A majority of independent investors Thursday voted against the election of Ferdinand Piëch to the post of chairman at truckmaker MAN in an unprecedented display of shareholder power in Germany.
Mr Piëch, the controversial supervisory board chairman of Volkswagen, was still voted to the post since VW, with its 29.9 per cent stake, controlled nearly half of the votes at the truckmaker’s annual meeting.
But Mr Piëch received only 73 per cent of the total votes, far below the customary Soviet Union-style scores of 99 per cent. That meant slightly more than 50 per cent of the non-VW investors present at the meeting voted against him. Two other VW officials were also elected to the 20-strong supervisory board.

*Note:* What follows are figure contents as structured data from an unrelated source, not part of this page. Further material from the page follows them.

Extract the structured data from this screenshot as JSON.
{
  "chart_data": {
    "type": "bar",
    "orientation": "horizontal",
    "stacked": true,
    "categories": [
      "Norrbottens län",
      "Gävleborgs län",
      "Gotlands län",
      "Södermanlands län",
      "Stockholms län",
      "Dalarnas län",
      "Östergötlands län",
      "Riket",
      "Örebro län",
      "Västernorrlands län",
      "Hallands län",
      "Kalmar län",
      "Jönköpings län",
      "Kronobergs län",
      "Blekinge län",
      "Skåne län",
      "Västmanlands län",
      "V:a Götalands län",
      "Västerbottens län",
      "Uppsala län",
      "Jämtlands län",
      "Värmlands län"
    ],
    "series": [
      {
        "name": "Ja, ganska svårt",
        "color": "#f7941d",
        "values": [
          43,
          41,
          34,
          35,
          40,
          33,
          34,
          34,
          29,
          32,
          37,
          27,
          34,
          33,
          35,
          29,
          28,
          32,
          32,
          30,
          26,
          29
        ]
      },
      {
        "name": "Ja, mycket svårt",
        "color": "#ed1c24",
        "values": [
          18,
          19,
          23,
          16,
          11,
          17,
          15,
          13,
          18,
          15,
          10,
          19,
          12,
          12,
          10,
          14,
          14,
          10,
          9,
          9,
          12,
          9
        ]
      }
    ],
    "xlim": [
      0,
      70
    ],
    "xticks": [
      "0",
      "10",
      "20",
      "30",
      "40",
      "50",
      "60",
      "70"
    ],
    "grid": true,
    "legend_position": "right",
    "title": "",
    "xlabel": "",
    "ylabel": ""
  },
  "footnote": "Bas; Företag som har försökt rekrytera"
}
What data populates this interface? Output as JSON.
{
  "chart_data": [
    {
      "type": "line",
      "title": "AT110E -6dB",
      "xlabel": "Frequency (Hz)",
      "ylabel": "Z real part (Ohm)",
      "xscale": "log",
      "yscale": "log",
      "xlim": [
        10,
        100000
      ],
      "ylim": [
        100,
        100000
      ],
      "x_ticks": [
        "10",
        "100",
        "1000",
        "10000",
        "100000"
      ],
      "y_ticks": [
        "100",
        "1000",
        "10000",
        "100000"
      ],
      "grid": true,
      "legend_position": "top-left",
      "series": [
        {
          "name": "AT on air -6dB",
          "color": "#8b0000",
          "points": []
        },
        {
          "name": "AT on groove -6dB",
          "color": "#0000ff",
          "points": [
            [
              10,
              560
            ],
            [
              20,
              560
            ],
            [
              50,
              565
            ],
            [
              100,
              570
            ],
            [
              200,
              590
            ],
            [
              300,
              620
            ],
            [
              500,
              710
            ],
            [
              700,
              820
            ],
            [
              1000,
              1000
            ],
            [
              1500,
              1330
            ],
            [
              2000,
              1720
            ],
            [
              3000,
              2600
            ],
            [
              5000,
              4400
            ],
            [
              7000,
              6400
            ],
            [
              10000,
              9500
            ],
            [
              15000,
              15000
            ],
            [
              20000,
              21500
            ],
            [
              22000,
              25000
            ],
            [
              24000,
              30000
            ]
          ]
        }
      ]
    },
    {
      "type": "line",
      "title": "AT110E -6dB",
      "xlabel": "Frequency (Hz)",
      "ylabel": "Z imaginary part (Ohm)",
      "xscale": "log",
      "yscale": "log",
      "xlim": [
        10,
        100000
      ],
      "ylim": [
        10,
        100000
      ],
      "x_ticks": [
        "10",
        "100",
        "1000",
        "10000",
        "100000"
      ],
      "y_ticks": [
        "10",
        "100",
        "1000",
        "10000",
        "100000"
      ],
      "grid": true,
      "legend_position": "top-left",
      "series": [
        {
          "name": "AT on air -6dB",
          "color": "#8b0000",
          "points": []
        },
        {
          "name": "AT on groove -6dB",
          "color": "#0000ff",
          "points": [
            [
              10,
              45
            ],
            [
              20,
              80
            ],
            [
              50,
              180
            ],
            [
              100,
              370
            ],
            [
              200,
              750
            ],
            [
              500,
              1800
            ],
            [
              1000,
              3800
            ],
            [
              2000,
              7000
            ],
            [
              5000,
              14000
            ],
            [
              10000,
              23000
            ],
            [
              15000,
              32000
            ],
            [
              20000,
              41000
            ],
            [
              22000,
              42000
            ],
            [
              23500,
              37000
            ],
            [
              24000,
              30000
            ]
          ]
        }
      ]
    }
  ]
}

The unusually strong protest comes as foreign investors are beginning to worry more about the state of corporate governance in Germany and in particular the role of supervisory boards. Mr Piëch has drawn considerable criticism for his role at VW where he led a boardroom ousting of his popular chief executive.
Shareholders hailed the event as a strong signal to both Mr Piëch and the seven independent shareholder representatives on the board.
“This is a first for Germany and hopefully it is a good sign,” said Christian Strenger, a member of the government’s corporate governance commission who was proposed by small investors as an alternative candidate to Mr Piëch.
Hans Hirt, head of European corporate governance at Hermes, the UK activist investor, said: “There was a strong message sent out. The main thing is that the non-VW representatives in the supervisory board understand that there are other shareholders out there. Piëch won’t care but it should make the others think about us.”
Shareholders sharply criticised Mr Piëch’s corporate governance record at VW and also praised Hakan Samuelsson, the chief executive who has turned MAN round.
Hermes also proposed there should be a special committee of independent members on the supervisory board to discuss corporate governance issues.
Investors are worried because VW is also the largest shareholder of Scania, the Swedish truckmaker that MAN failed to take over this year. Many are afraid VW could try to tilt a deal in its favour and also possibly oust Mr Samuelsson.
But Mr Samuelsson said he welcomed VW as an investor, while the outgoing chairman, Ekkehard Schulz, said Mr Piëch supported his new chief executive and did not intend to split MAN up.
The annual meeting came as MAN raised its medium-term profitability targets.